De Volkskrant TV excerpt for Monday 16 January

Ralph Fiennes in ‘A Bigger Splash’ by Luca Guadagnino.

John Wick: Chapter 2

SBS 9, 8.30 p.m

(Action, Chad Stahelski, 2017) The budget for the 2014 revenge flick starring Keanu Reeves was nearly doubled for this sequel—from around $20 million to $40 million—and it shows. The action, which takes place in the cartoon-like gloomy underworld of New York, is this time noticeably inspired by the visually refreshing wave of action from, among others, Indonesia (The Raid) and is characterized by a pleasant unrest. Reeves thus definitively reincarnated as an action hero; another Wick sequel was released in 2019, part 4 is scheduled for next March.

Keanu Reeves in 'John Wick: Chapter 2' by Chad Stahelski.  Statue

Keanu Reeves in ‘John Wick: Chapter 2’ by Chad Stahelski.

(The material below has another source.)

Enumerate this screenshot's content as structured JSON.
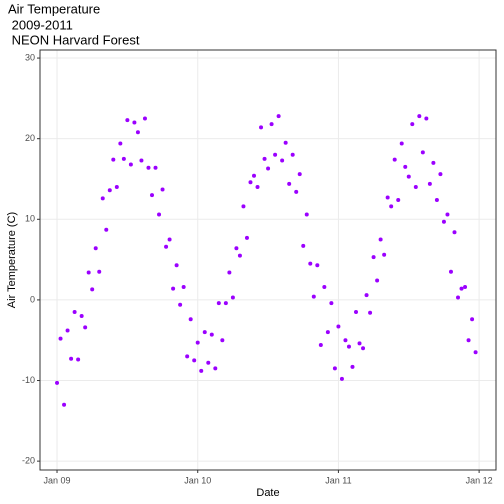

The thief, his wife and the canoe

NPO 2, 8.30 p.m

In the second section of The thief, his wife and the canoe John and Anne Darwin’s (Eddie Marsan and Monica Dolan) plan seems to be going well. The couple faked John’s death to collect the life insurance money. Because there is no death certificate, it takes longer than expected. John must therefore go into hiding and has the perfect place: the empty house next to his wife’s. The bizarre true story of Darwins has its comedic moments, but the series mainly highlights the tragic aspects of the case.

Silent Witness

BBC1 at 10 p.m

For 26 seasons, the forensics in Silent Witness deals with mysterious murders, and for almost twenty years, Emilia Fox has played the role of Nikki Alexander, the doctor at the head of the Lyell Research Institute. Over the next two nights, the team will embark on a new case in uncharted territory: the world of social media and influencers, where nothing is what it seems and everyone hides behind a mask. When Detective Zara Abbas asks the team for help, Alexander and her colleagues quickly stumble upon disturbing cases.


NPO 2, 22.19

If you are looking for a way to grow your savings, you will quickly end up investing in the current low interest rates. Many private investors take the plunge without understanding how financial markets and products actually work. The new series PlanetFinance by Marije Meerman sheds light on various aspects of the financial world. Stock traders, hedge fund managers and investors talk openly about the business and the goings on in the normally rather closed world. The first section shows how financial markets are created.


RTL 7, 22.25

(Action, Mark Neveldine and Brian Taylor, 2006) Jason Statham plays an English assassin who tears through Los Angeles like a tornado. The reason is clear: the Chinese mafia has injected him with poison, and only a constant production of adrenaline keeps death at bay. It’s a magical excuse for a series of wild chases, wild sex and beatings. The result, then wrote de Volkskrant at the time of its release, is a film that has more testosterone in its system than all the cyclists in a hundred years of the Tour de France combined.

Jason Statham in 'Crank' by Mark Neveldine and Brian Taylor.  Statue

Jason Statham in ‘Crank’ by Mark Neveldine and Brian Taylor.

La sect

Canvas, 11:10 p.m

The members of the Order of the Sun Temple were prepared by this sect for a journey to the star Sirius, to await the second coming of Christ. In the 1990s, 74 sect members died, often by suicide, but in many cases ‘helped’ by one of the other members. The last episode of Le sect highlights the trials of the leaders of the Sun Temple. It turns out not to be so easy to prove that the members died as a result of brainwashing by the cult leaders. A first trial in 2001 ended in an acquittal.

A bigger splash

BBC2, 12.15pm

(Drama, Luca Guadagnino, 2015) Rock star Marianne (Tilda Swinton) has retreated to an island after voice surgery with her lover Paul (Matthias Schoenaerts). The earthly idyll is broken by a surprise visit from Harry, Marianne’s ex and music producer (Ralph Fiennes) and his Lolita-like daughter (Dakota Johnson). A tighter script might have made this mix of sex, jealousy and psychological warfare even more toxic. But Guadagnino (Call me by your name, Suspiria, Bones and all) seduces the viewer with holiday brochure environments in beautiful spotlights. And Fiennes is sublime as the manic Harry, who storms into the film like a hurricane – and dances long and exuberantly to The Rolling Stones in an unforgettable scene. emotional rescue.